In Volusia County, where Hispanics make up 9 percent of registered voters, Scott won nearly 1,000 more votes than DeSantis, even though the county is wholly inside the congressional district DeSantis represented for six years until September. A majority of those extra Scott votes came from the 16 precincts (out of the county’s 125) in which Hispanics make up a quarter or more of voters.

In other words, it seems that on Election Day thousands of Puerto Rican voters checked the box for Scott but not for DeSantis.

I found a similar dynamic in North Carolina.

In 2016, attorney Danny Britt became the first Republican since Reconstruction to win the state’s 13th-district senate seat, earning 55 percent of the vote. The district covers most of Columbus and Robeson Counties on the state’s southern border with South Carolina. Robeson is America’s most racially diverse rural county, with a population that’s approximately one-third white, one-third black, and one-third Native American.

Britt performed even better in 2018, winning 63 percent of the vote. He did so even though Republicans make up just 11 percent of registered voters in the district.

Britt won in part by winning over a strong majority of voters from the Lumbee Tribe of North Carolina, a state-recognized Native American tribe with 60,000 members.

Like Scott, Britt is a conservative Republican who attracted the support of minority voters by delivering for them in their time of need.
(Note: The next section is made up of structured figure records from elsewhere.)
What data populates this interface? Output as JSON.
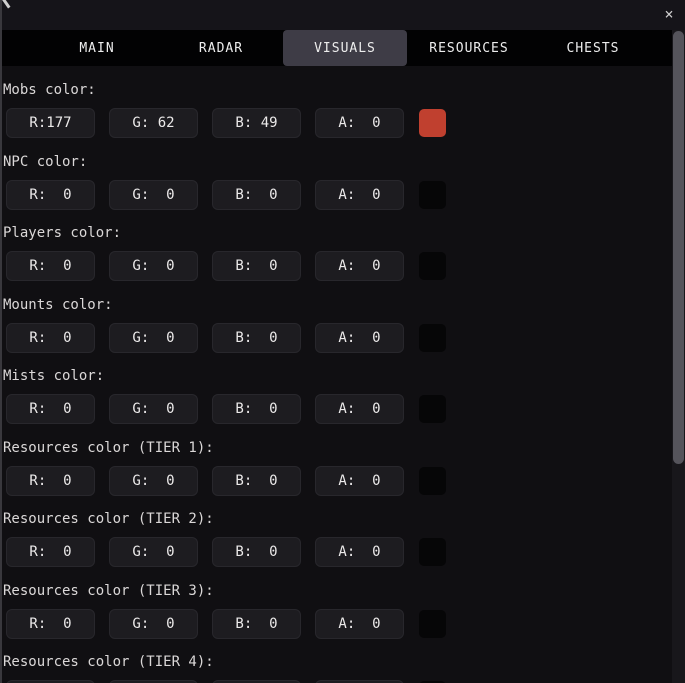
{
  "titlebar": {
    "close_label": "×"
  },
  "tab_bar": {
    "tabs": [
      {
        "label": "MAIN",
        "active": false
      },
      {
        "label": "RADAR",
        "active": false
      },
      {
        "label": "VISUALS",
        "active": true
      },
      {
        "label": "RESOURCES",
        "active": false
      },
      {
        "label": "CHESTS",
        "active": false
      }
    ]
  },
  "colors": {
    "active_tab_bg": "#3e3c46",
    "mobs_swatch": "#c0402f",
    "empty_swatch": "#060607",
    "scrollbar_thumb": "#55545b"
  },
  "panel": {
    "sections": [
      {
        "label": "Mobs color:",
        "fields": [
          "R:177",
          "G: 62",
          "B: 49",
          "A:  0"
        ],
        "swatch": "#c0402f"
      },
      {
        "label": "NPC color:",
        "fields": [
          "R:  0",
          "G:  0",
          "B:  0",
          "A:  0"
        ],
        "swatch": "#060607"
      },
      {
        "label": "Players color:",
        "fields": [
          "R:  0",
          "G:  0",
          "B:  0",
          "A:  0"
        ],
        "swatch": "#060607"
      },
      {
        "label": "Mounts color:",
        "fields": [
          "R:  0",
          "G:  0",
          "B:  0",
          "A:  0"
        ],
        "swatch": "#060607"
      },
      {
        "label": "Mists color:",
        "fields": [
          "R:  0",
          "G:  0",
          "B:  0",
          "A:  0"
        ],
        "swatch": "#060607"
      },
      {
        "label": "Resources color (TIER 1):",
        "fields": [
          "R:  0",
          "G:  0",
          "B:  0",
          "A:  0"
        ],
        "swatch": "#060607"
      },
      {
        "label": "Resources color (TIER 2):",
        "fields": [
          "R:  0",
          "G:  0",
          "B:  0",
          "A:  0"
        ],
        "swatch": "#060607"
      },
      {
        "label": "Resources color (TIER 3):",
        "fields": [
          "R:  0",
          "G:  0",
          "B:  0",
          "A:  0"
        ],
        "swatch": "#060607"
      },
      {
        "label": "Resources color (TIER 4):",
        "fields": [
          "R:  0",
          "G:  0",
          "B:  0",
          "A:  0"
        ],
        "swatch": "#060607"
      }
    ]
  },
  "field_names": [
    "r-input",
    "g-input",
    "b-input",
    "a-input"
  ]
}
When hurricanes devastated southeast North Carolina in the weeks leading up to the 2016 and 2018 elections, Britt was the most visible local leader in Robeson County, organizing relief efforts, donating food, securing funding for the hardest-hit areas, and even roaming flooded areas in his duck-hunting boat to rescue stranded residents.

In November I asked Britt how he, a conservative Republican and self-described “good ol’ boy,” was able to win nearly two-thirds of the vote in such a racially diverse district. “I think when you have a candidate that is seen and is seen working, then a lot of these folks that may have traditionally been neglected, they’re going to come out and support the candidate despite the party that they’re from,” he replied.
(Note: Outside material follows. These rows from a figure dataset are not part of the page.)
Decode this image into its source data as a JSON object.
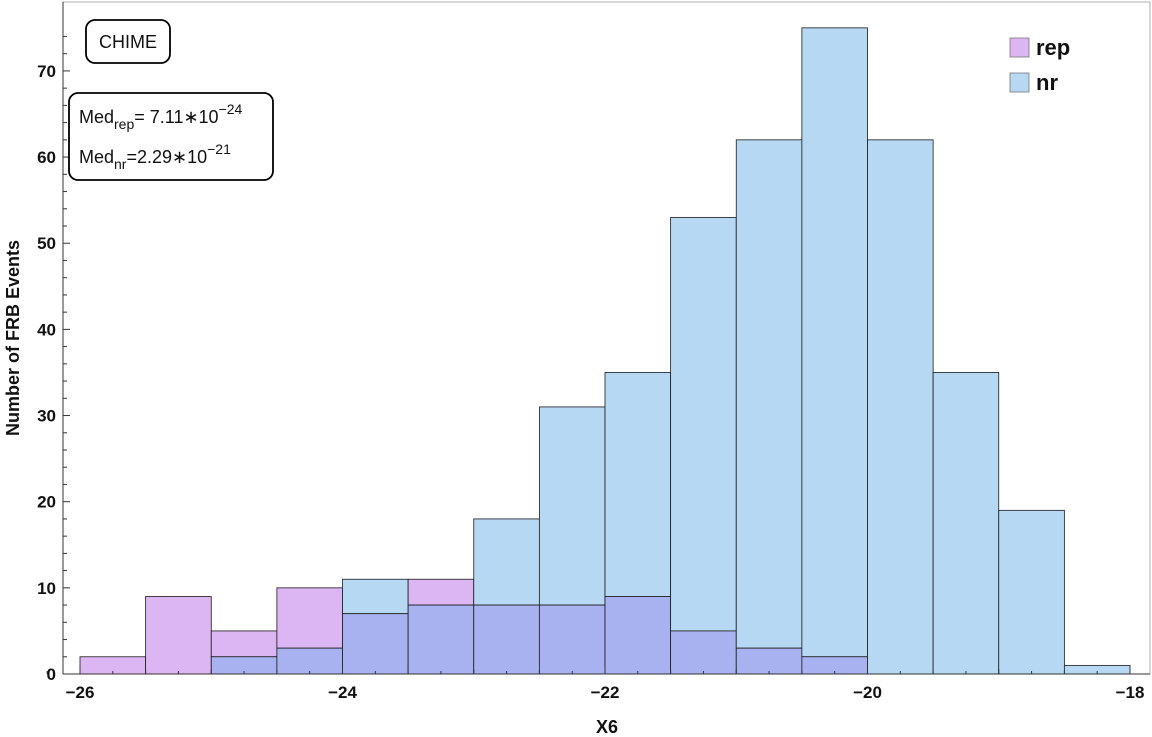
{
  "chart_data": {
    "type": "bar",
    "subtype": "overlaid-histogram",
    "xlabel": "X6",
    "ylabel": "Number of FRB Events",
    "xlim": [
      -26.3,
      -17.7
    ],
    "ylim": [
      0,
      78
    ],
    "xticks": [
      -26,
      -24,
      -22,
      -20,
      -18
    ],
    "yticks": [
      0,
      10,
      20,
      30,
      40,
      50,
      60,
      70
    ],
    "bin_width": 0.5,
    "grid": false,
    "legend_position": "top-right",
    "overlap_color": "#a8b2f0",
    "series": [
      {
        "name": "rep",
        "color": "#dcb6f3",
        "bins": [
          {
            "x0": -26.0,
            "x1": -25.5,
            "count": 2
          },
          {
            "x0": -25.5,
            "x1": -25.0,
            "count": 9
          },
          {
            "x0": -25.0,
            "x1": -24.5,
            "count": 5
          },
          {
            "x0": -24.5,
            "x1": -24.0,
            "count": 10
          },
          {
            "x0": -24.0,
            "x1": -23.5,
            "count": 7
          },
          {
            "x0": -23.5,
            "x1": -23.0,
            "count": 11
          },
          {
            "x0": -23.0,
            "x1": -22.5,
            "count": 8
          },
          {
            "x0": -22.5,
            "x1": -22.0,
            "count": 8
          },
          {
            "x0": -22.0,
            "x1": -21.5,
            "count": 9
          },
          {
            "x0": -21.5,
            "x1": -21.0,
            "count": 5
          },
          {
            "x0": -21.0,
            "x1": -20.5,
            "count": 3
          },
          {
            "x0": -20.5,
            "x1": -20.0,
            "count": 2
          }
        ]
      },
      {
        "name": "nr",
        "color": "#b7d8f3",
        "bins": [
          {
            "x0": -25.0,
            "x1": -24.5,
            "count": 2
          },
          {
            "x0": -24.5,
            "x1": -24.0,
            "count": 3
          },
          {
            "x0": -24.0,
            "x1": -23.5,
            "count": 11
          },
          {
            "x0": -23.5,
            "x1": -23.0,
            "count": 8
          },
          {
            "x0": -23.0,
            "x1": -22.5,
            "count": 18
          },
          {
            "x0": -22.5,
            "x1": -22.0,
            "count": 31
          },
          {
            "x0": -22.0,
            "x1": -21.5,
            "count": 35
          },
          {
            "x0": -21.5,
            "x1": -21.0,
            "count": 53
          },
          {
            "x0": -21.0,
            "x1": -20.5,
            "count": 62
          },
          {
            "x0": -20.5,
            "x1": -20.0,
            "count": 75
          },
          {
            "x0": -20.0,
            "x1": -19.5,
            "count": 62
          },
          {
            "x0": -19.5,
            "x1": -19.0,
            "count": 35
          },
          {
            "x0": -19.0,
            "x1": -18.5,
            "count": 19
          },
          {
            "x0": -18.5,
            "x1": -18.0,
            "count": 1
          }
        ]
      }
    ],
    "annotations": {
      "dataset_label": "CHIME",
      "median_rep": {
        "prefix": "Med",
        "sub": "rep",
        "value": "= 7.11∗10",
        "exponent": "−24"
      },
      "median_nr": {
        "prefix": "Med",
        "sub": "nr",
        "value": "=2.29∗10",
        "exponent": "−21"
      }
    }
  }
}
In an ad featuring residents talking about Britt, an elderly woman says, “Danny, he treats everyone the same. He could have just stayed at home, but instead he got in his truck, he grabbed a boat, and he went and helped whoever he could find.”

Britt took the same approach after Hurricane Matthew in 2016, when he used the skills he’d acquired in the National Guard to rescue people from the ensuing flood. “A lot of folks just really like the idea of somebody that gets out and does rather than says,” he told me.
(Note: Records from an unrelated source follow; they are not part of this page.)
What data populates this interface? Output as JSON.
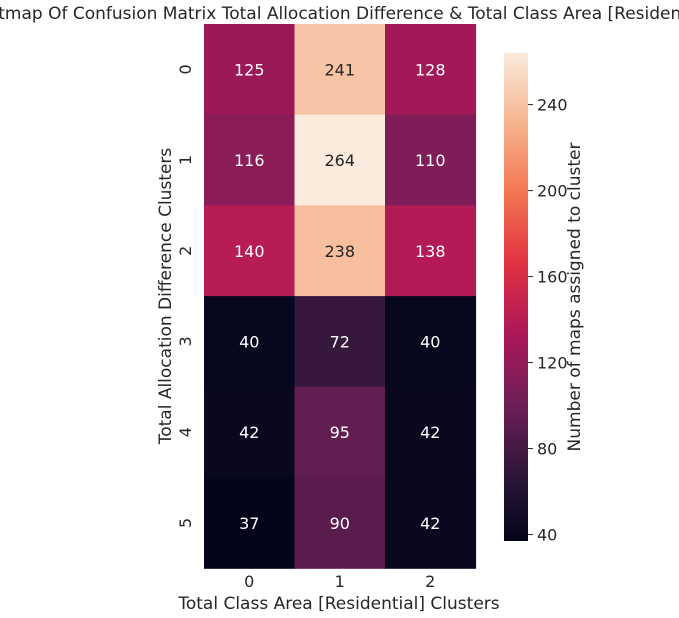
{
  "chart_data": {
    "type": "heatmap",
    "title": "Heatmap Of Confusion Matrix Total Allocation Difference & Total Class Area [Residential]",
    "xlabel": "Total Class Area [Residential] Clusters",
    "ylabel": "Total Allocation Difference Clusters",
    "x_categories": [
      "0",
      "1",
      "2"
    ],
    "y_categories": [
      "0",
      "1",
      "2",
      "3",
      "4",
      "5"
    ],
    "values": [
      [
        125,
        241,
        128
      ],
      [
        116,
        264,
        110
      ],
      [
        140,
        238,
        138
      ],
      [
        40,
        72,
        40
      ],
      [
        42,
        95,
        42
      ],
      [
        37,
        90,
        42
      ]
    ],
    "colorbar": {
      "label": "Number of maps assigned to cluster",
      "min": 37,
      "max": 264,
      "ticks": [
        40,
        80,
        120,
        160,
        200,
        240
      ],
      "colormap": "rocket",
      "stops": [
        "#03051a",
        "#30173a",
        "#701f57",
        "#ae1759",
        "#e13342",
        "#f37651",
        "#f6b48f",
        "#faebdd"
      ]
    },
    "annotation_colors": {
      "on_dark": "#ffffff",
      "on_light": "#262626"
    }
  }
}
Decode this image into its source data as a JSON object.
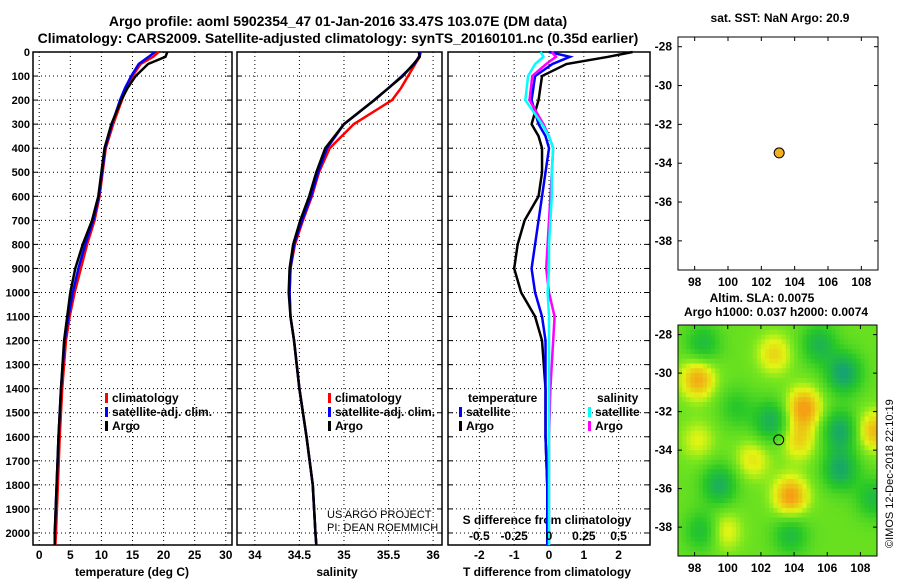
{
  "title_line1": "Argo profile: aoml 5902354_47 01-Jan-2016 33.47S 103.07E (DM data)",
  "title_line2": "Climatology: CARS2009. Satellite-adjusted climatology: synTS_20160101.nc (0.35d earlier)",
  "credit": "US ARGO PROJECT",
  "pi": "PI: DEAN ROEMMICH",
  "stamp": "©IMOS 12-Dec-2018 22:10:19",
  "colors": {
    "climatology": "#ff0000",
    "satellite": "#0000ff",
    "argo": "#000000",
    "sal_satellite": "#00ffff",
    "sal_argo": "#ff00ff"
  },
  "chart_data": [
    {
      "type": "line",
      "name": "temperature-profile",
      "xlabel": "temperature (deg C)",
      "xlim": [
        -1,
        31
      ],
      "xticks": [
        0,
        5,
        10,
        15,
        20,
        25,
        30
      ],
      "ylim": [
        2050,
        0
      ],
      "yticks": [
        0,
        100,
        200,
        300,
        400,
        500,
        600,
        700,
        800,
        900,
        1000,
        1100,
        1200,
        1300,
        1400,
        1500,
        1600,
        1700,
        1800,
        1900,
        2000
      ],
      "grid": true,
      "legend": [
        "climatology",
        "satellite-adj. clim.",
        "Argo"
      ],
      "depth": [
        0,
        20,
        50,
        100,
        150,
        200,
        300,
        400,
        500,
        600,
        700,
        800,
        900,
        1000,
        1100,
        1200,
        1400,
        1600,
        1800,
        2000,
        2050
      ],
      "series": [
        {
          "name": "climatology",
          "values": [
            19.2,
            18.3,
            16.3,
            15.0,
            14.0,
            13.3,
            11.9,
            10.7,
            10.2,
            9.7,
            8.9,
            7.7,
            6.7,
            5.7,
            4.9,
            4.3,
            3.7,
            3.3,
            3.0,
            2.7,
            2.6
          ]
        },
        {
          "name": "satellite-adj. clim.",
          "values": [
            18.6,
            17.6,
            16.0,
            14.8,
            13.8,
            13.0,
            11.7,
            10.6,
            10.1,
            9.6,
            8.7,
            7.4,
            6.3,
            5.4,
            4.7,
            4.1,
            3.5,
            3.1,
            2.8,
            2.5,
            2.5
          ]
        },
        {
          "name": "Argo",
          "values": [
            20.6,
            20.3,
            17.5,
            15.5,
            14.2,
            13.2,
            11.6,
            10.5,
            10.0,
            9.5,
            8.5,
            7.0,
            5.8,
            5.0,
            4.5,
            4.0,
            3.5,
            3.1,
            2.8,
            2.5,
            2.5
          ]
        }
      ]
    },
    {
      "type": "line",
      "name": "salinity-profile",
      "xlabel": "salinity",
      "xlim": [
        33.8,
        36.1
      ],
      "xticks": [
        34,
        34.5,
        35,
        35.5,
        36
      ],
      "ylim": [
        2050,
        0
      ],
      "grid": true,
      "legend": [
        "climatology",
        "satellite-adj. clim.",
        "Argo"
      ],
      "depth": [
        0,
        20,
        50,
        100,
        150,
        200,
        300,
        400,
        500,
        600,
        700,
        800,
        900,
        1000,
        1100,
        1200,
        1400,
        1600,
        1800,
        2000,
        2050
      ],
      "series": [
        {
          "name": "climatology",
          "values": [
            35.86,
            35.85,
            35.8,
            35.72,
            35.64,
            35.54,
            35.11,
            34.84,
            34.72,
            34.64,
            34.54,
            34.45,
            34.4,
            34.39,
            34.4,
            34.44,
            34.5,
            34.58,
            34.65,
            34.68,
            34.69
          ]
        },
        {
          "name": "satellite-adj. clim.",
          "values": [
            35.86,
            35.84,
            35.79,
            35.65,
            35.5,
            35.34,
            35.0,
            34.81,
            34.71,
            34.63,
            34.53,
            34.44,
            34.4,
            34.39,
            34.4,
            34.44,
            34.5,
            34.58,
            34.65,
            34.68,
            34.69
          ]
        },
        {
          "name": "Argo",
          "values": [
            35.84,
            35.85,
            35.78,
            35.66,
            35.5,
            35.34,
            35.0,
            34.79,
            34.69,
            34.61,
            34.51,
            34.43,
            34.39,
            34.38,
            34.4,
            34.44,
            34.5,
            34.58,
            34.65,
            34.68,
            34.69
          ]
        }
      ]
    },
    {
      "type": "line",
      "name": "difference-profile",
      "xlabel": "T difference from climatology",
      "xlim": [
        -2.9,
        2.9
      ],
      "xticks": [
        -2,
        -1,
        0,
        1,
        2
      ],
      "x2label": "S difference from climatology",
      "x2lim": [
        -0.725,
        0.725
      ],
      "x2ticks": [
        -0.5,
        -0.25,
        0,
        0.25,
        0.5
      ],
      "x2ticklabels": [
        "-0.5",
        "-0.25",
        "0",
        "0.25",
        "0.5"
      ],
      "ylim": [
        2050,
        0
      ],
      "grid": true,
      "legend_temperature_title": "temperature",
      "legend_salinity_title": "salinity",
      "depth": [
        0,
        20,
        50,
        100,
        200,
        300,
        350,
        400,
        500,
        600,
        700,
        800,
        900,
        1000,
        1100,
        1200,
        1400,
        1600,
        1800,
        2000,
        2050
      ],
      "series": [
        {
          "name": "satellite",
          "group": "temperature",
          "axis": "T",
          "values": [
            0.0,
            0.6,
            0.1,
            -0.4,
            -0.5,
            -0.3,
            -0.1,
            0.0,
            -0.1,
            -0.2,
            -0.3,
            -0.4,
            -0.5,
            -0.4,
            -0.2,
            -0.1,
            -0.1,
            -0.1,
            -0.05,
            -0.05,
            -0.05
          ]
        },
        {
          "name": "Argo",
          "group": "temperature",
          "axis": "T",
          "values": [
            2.4,
            1.7,
            0.5,
            -0.2,
            -0.3,
            -0.5,
            -0.3,
            -0.2,
            -0.2,
            -0.3,
            -0.7,
            -0.9,
            -1.0,
            -0.8,
            -0.4,
            -0.2,
            -0.1,
            -0.1,
            -0.05,
            -0.05,
            -0.05
          ]
        },
        {
          "name": "satellite",
          "group": "salinity",
          "axis": "S",
          "values": [
            -0.06,
            -0.04,
            -0.1,
            -0.15,
            -0.17,
            -0.05,
            0.0,
            0.03,
            0.02,
            0.02,
            0.01,
            0.0,
            0.0,
            -0.01,
            0.0,
            0.0,
            0.0,
            0.0,
            0.0,
            0.0,
            0.0
          ]
        },
        {
          "name": "Argo",
          "group": "salinity",
          "axis": "S",
          "values": [
            0.02,
            0.05,
            -0.02,
            -0.12,
            -0.14,
            -0.04,
            0.0,
            0.03,
            0.02,
            0.01,
            0.0,
            -0.01,
            -0.02,
            0.0,
            0.04,
            0.03,
            0.01,
            0.0,
            0.0,
            0.0,
            0.0
          ]
        }
      ]
    },
    {
      "type": "scatter",
      "name": "sst-map",
      "title": "sat. SST: NaN Argo: 20.9",
      "xlim": [
        97,
        109
      ],
      "ylim": [
        -39.5,
        -27.5
      ],
      "xticks": [
        98,
        100,
        102,
        104,
        106,
        108
      ],
      "yticks": [
        -28,
        -30,
        -32,
        -34,
        -36,
        -38
      ],
      "points": [
        {
          "lon": 103.07,
          "lat": -33.47,
          "color": "#f0b020"
        }
      ]
    },
    {
      "type": "heatmap",
      "name": "sla-map",
      "title": "Altim. SLA: 0.0075",
      "subtitle": "Argo h1000: 0.037 h2000: 0.0074",
      "xlim": [
        97,
        109
      ],
      "ylim": [
        -39.5,
        -27.5
      ],
      "xticks": [
        98,
        100,
        102,
        104,
        106,
        108
      ],
      "yticks": [
        -28,
        -30,
        -32,
        -34,
        -36,
        -38
      ],
      "points": [
        {
          "lon": 103.07,
          "lat": -33.47
        }
      ],
      "anomalies": [
        {
          "lon": 98.2,
          "lat": -30.3,
          "v": 0.9
        },
        {
          "lon": 102.8,
          "lat": -29.0,
          "v": 0.6
        },
        {
          "lon": 104.6,
          "lat": -31.8,
          "v": 1.0
        },
        {
          "lon": 104.3,
          "lat": -33.5,
          "v": 0.6
        },
        {
          "lon": 103.8,
          "lat": -36.4,
          "v": 1.0
        },
        {
          "lon": 101.5,
          "lat": -34.5,
          "v": 0.5
        },
        {
          "lon": 108.8,
          "lat": -33.0,
          "v": 0.8
        },
        {
          "lon": 99.8,
          "lat": -38.2,
          "v": 0.5
        },
        {
          "lon": 98.2,
          "lat": -33.5,
          "v": 0.4
        },
        {
          "lon": 107.0,
          "lat": -30.0,
          "v": -1.0
        },
        {
          "lon": 106.8,
          "lat": -33.0,
          "v": -0.9
        },
        {
          "lon": 106.8,
          "lat": -35.0,
          "v": -0.9
        },
        {
          "lon": 102.6,
          "lat": -32.5,
          "v": -0.8
        },
        {
          "lon": 99.5,
          "lat": -35.8,
          "v": -0.8
        },
        {
          "lon": 98.5,
          "lat": -28.5,
          "v": -0.6
        },
        {
          "lon": 105.5,
          "lat": -28.5,
          "v": -0.7
        },
        {
          "lon": 103.8,
          "lat": -38.4,
          "v": -0.6
        },
        {
          "lon": 108.8,
          "lat": -36.5,
          "v": -0.6
        },
        {
          "lon": 98.5,
          "lat": -38.2,
          "v": -0.6
        },
        {
          "lon": 100.5,
          "lat": -31.8,
          "v": -0.4
        }
      ]
    }
  ]
}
In 2018, Britt won 8,000 more votes in Robeson County than the Republican directly above him on the ballot, congressional candidate Mark Harris. Those votes may end up making the difference in Harris’s congressional contest, which now seems headed for a do-over in light of a very narrow result and allegations of ballot fraud. Lumbee leaders with whom I spoke suggested that Democrat Dan McCready outperformed Harris among the tribe’s voters because he showed up in their communities more often than Harris.

“I think there are just certain voters who are not going to be taken for granted,” Britt says. They want to know that their candidate is “working” and they want to know that “they’re working for them.”

Neither Scott nor Britt won by altering their core conservative messages. They didn’t have to. The Republican party’s pro-business, socially conservative message appeals to many Hispanic and Native American voters.

But ideology matters less to voters than political professionals often suppose. That’s especially true for new and historically marginalized voters and those enduring personal hardship. While other candidates focused solely on policy and politics, Scott and Britt focused on lending a hand. As Britt told a reporter when Hurricane Florence struck last fall, “In my community right now, taxes and those issues are not as important as hurricane recovery.”

Republicans don’t need to wait for calamity to strike to let minority voters know that they care, nor should they. All they need to do is be present in and responsive to the communities they hope to serve.